Le renouvellement des concessions du Rapido Sky, à Charmey, et du funiculaire de Moléson, qui arriveront à échéance le 31 juillet 2017, pourrait bien aboutir. «Le canton et l’ARG, propriétaires de près de 75% des deux installations, doivent trouver les modalités de ce réinvestissement», analyse Patrice Borcard, président de l’Association régionale la Gruyère (ARG). Le comité de l’ARG est d’accord sur le principe: «Après avoir investi des millions, ce serait un manque d’intelligence de se retirer maintenant. Et il devrait être assez facile de démontrer l’impact de ces installations sur l’économie régionale.»
A Val-de-Charmey, il en coûtera 1,16 million de francs. La commune met 260000 francs sur la table. Elle espère que l’Etat, via ses sociétés mixtes, verse 650000 francs. Dans l’attente d’une décision de l’ARG, 300000 francs seront empruntés. Mais tout tombera à l’eau si l’Etat ou l’ARG ne devaient pas entrer en matière.


Quid du fonctionnement?
Reste l’épineux dossier des frais de fonctionnement. Le 12 décembre, l’assemblée communale a abandonné le principe du fonds de compensation aux remontées mécaniques (RM) de 250000 francs annuels.
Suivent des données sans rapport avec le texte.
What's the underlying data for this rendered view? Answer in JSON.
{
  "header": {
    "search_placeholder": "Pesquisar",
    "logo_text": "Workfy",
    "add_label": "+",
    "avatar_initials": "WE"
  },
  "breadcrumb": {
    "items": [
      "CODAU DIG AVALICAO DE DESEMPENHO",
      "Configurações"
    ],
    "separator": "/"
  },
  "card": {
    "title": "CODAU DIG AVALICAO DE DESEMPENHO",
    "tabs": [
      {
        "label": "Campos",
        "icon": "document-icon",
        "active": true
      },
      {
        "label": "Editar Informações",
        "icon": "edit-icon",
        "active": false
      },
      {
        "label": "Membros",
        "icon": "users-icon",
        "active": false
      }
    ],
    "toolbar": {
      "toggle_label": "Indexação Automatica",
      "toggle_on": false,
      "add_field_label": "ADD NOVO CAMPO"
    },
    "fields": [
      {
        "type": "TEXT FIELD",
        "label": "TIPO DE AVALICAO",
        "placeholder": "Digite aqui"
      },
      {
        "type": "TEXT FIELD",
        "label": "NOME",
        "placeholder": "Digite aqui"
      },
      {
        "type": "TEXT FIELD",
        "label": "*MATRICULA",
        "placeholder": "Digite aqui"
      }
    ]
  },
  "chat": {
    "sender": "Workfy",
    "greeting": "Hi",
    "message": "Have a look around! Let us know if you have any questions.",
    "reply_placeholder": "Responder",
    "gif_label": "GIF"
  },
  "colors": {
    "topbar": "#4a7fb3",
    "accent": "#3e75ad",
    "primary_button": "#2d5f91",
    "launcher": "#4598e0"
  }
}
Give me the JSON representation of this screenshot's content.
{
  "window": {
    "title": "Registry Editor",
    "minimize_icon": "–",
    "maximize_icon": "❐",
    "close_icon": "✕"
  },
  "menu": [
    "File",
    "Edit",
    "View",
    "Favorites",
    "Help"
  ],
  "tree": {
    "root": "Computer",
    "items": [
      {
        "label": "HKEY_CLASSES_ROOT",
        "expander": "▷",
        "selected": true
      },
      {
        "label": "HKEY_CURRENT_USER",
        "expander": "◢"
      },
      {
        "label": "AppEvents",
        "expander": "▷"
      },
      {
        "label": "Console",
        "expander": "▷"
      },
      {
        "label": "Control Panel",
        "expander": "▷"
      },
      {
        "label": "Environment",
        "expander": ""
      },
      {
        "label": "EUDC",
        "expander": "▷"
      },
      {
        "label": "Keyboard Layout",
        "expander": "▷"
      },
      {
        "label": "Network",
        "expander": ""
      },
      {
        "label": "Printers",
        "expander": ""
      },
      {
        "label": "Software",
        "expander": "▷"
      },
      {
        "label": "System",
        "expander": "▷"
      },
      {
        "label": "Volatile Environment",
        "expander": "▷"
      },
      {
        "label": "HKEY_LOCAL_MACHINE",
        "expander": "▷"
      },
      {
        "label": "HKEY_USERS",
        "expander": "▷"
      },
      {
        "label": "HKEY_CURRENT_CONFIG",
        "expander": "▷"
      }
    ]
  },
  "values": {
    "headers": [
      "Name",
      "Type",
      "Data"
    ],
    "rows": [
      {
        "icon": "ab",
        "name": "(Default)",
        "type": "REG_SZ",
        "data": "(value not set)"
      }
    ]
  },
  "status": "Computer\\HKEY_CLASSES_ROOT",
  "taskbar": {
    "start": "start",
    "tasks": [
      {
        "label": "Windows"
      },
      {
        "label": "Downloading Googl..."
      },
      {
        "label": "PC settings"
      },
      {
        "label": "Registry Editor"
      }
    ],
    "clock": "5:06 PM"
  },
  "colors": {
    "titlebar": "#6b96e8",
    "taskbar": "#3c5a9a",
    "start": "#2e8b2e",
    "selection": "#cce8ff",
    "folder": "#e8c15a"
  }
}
Lequel était chaque année suivi d’une rallonge. En lieu et place, un poste est créé au budget de fonctionnement. Il a été doté de 700000 francs, ce qui devrait suffire pour cet hiver et l’été 2017. Pour la suite, la commune attend des engagements fermes du canton et de l’ARG. Ce qui, en réalité, revient à poser un second ultimatum aux autorités propriétaires.
Syndic de Val-de-Charmey, Yves Page ne s’en émeut guère: «Cela fait depuis 2011 que le délai court, sans aucune réaction de la part de l’Etat.» En 2011 et 2012 en effet, la commune avait déjà alerté Beat Vonlanthen.
Alors, lex Charmey? Au contraire, renvoie Yves Page: la commune «joue les Winkelried», elle qui est prête à se sacrifier pour forcer les acteurs à se mettre à table et trouver une solution. «Car ne nous leurrons pas: à l’avenir, les autres stations se trouveront dans la même situation que nous.»


Des causes politiques
Pour lui, les causes de ce bourbier sont connues: elles sont politiques. «En 2008 (n.d.l.r.: subvention pour le renouvellement de six installations de tout le canton), l’Etat a donné à tout le monde sans prendre en compte le potentiel du ski en Gruyère. Et on se retrouve avec quatre stations, alors que le nombre de skieurs est en baisse et que les saisons se déplacent. L’Etat a investi de manière inadaptée, sans faire de choix. C’est incroyable!» Seule, Val-de-Charmey ne pourra plus s’en sortir, avertit le syn-dic: en 2016, chaque Charmeysan a payé 375 francs pour ses RM. «Si on continue, c’est un pont de la Poya à payer tous les vingt mois. Ce n’est plus supportable au moment où se profilent de nouvelles charges: le CO3, la RIE III, la nouvelle école et la traversée du village.»
Yves Page estime que sa commune a fait le ménage et repris les choses en main en mettant sur pied d’importan-tes réformes dans la gestion des RM
et en opérant un réel rapprochement avec Bellegarde. Il salue le comportement «admirable» de Val-de-Charmey qui a investi des dizaines de millions pour ses infrastructures depuis les années 1960: «Aucun village ne s’est autant engagé pour le tourisme en Gruyère. Quelque chose doit se passer à l’Etat. Sinon on ferme le 31 juillet.» JnG

 

Commentaires

Les Gruériens vont de toute façon skier avec leurs familles en Valais. Ca gonfle leur égo. Malheureux à dire mais vrai. Quand tout sera fermé, ce sera un peu de leur faute aussi. In posterum, non querantur.
Cet hiver, il n'y a pas d neige à Charmey; tout le monde se promène; il manque des sentiers pédestres adaptés; il y a des possibilités de créer des chemins ravissants le long du Javro, autour du lac, des aires de pique-nique au bord de la jogne, et si on investissait dans ce tourisme vert "doux", on risque bien d'avoir plus de touristes que les années passées!
Je ne comprends pas pourquoi la BNS investit des milliards dans de lointaines économies pour empêcher le franc suisse de monter, alors qu'il lui suffirait d'investir de l'argent ici (probablement 10 x moins) pour déprécier le franc suisse et maintenir la compétitivité de notre pays. Je me permets de rêver: un plan de 20 milliards financés par la planche à billets de la BNS pour remettre à neuf nos écoles, nos universités, nos remontées mécaniques, nos installations électriques (du solaire), etc. Vous ne pensez pas que le franc suisse baisserait un peu ? Ne serait-ce pas plus "efficace" que d'acheter en masse des actions de google/apple/ et autres ?? Nous aurions tout à y gagner, non ?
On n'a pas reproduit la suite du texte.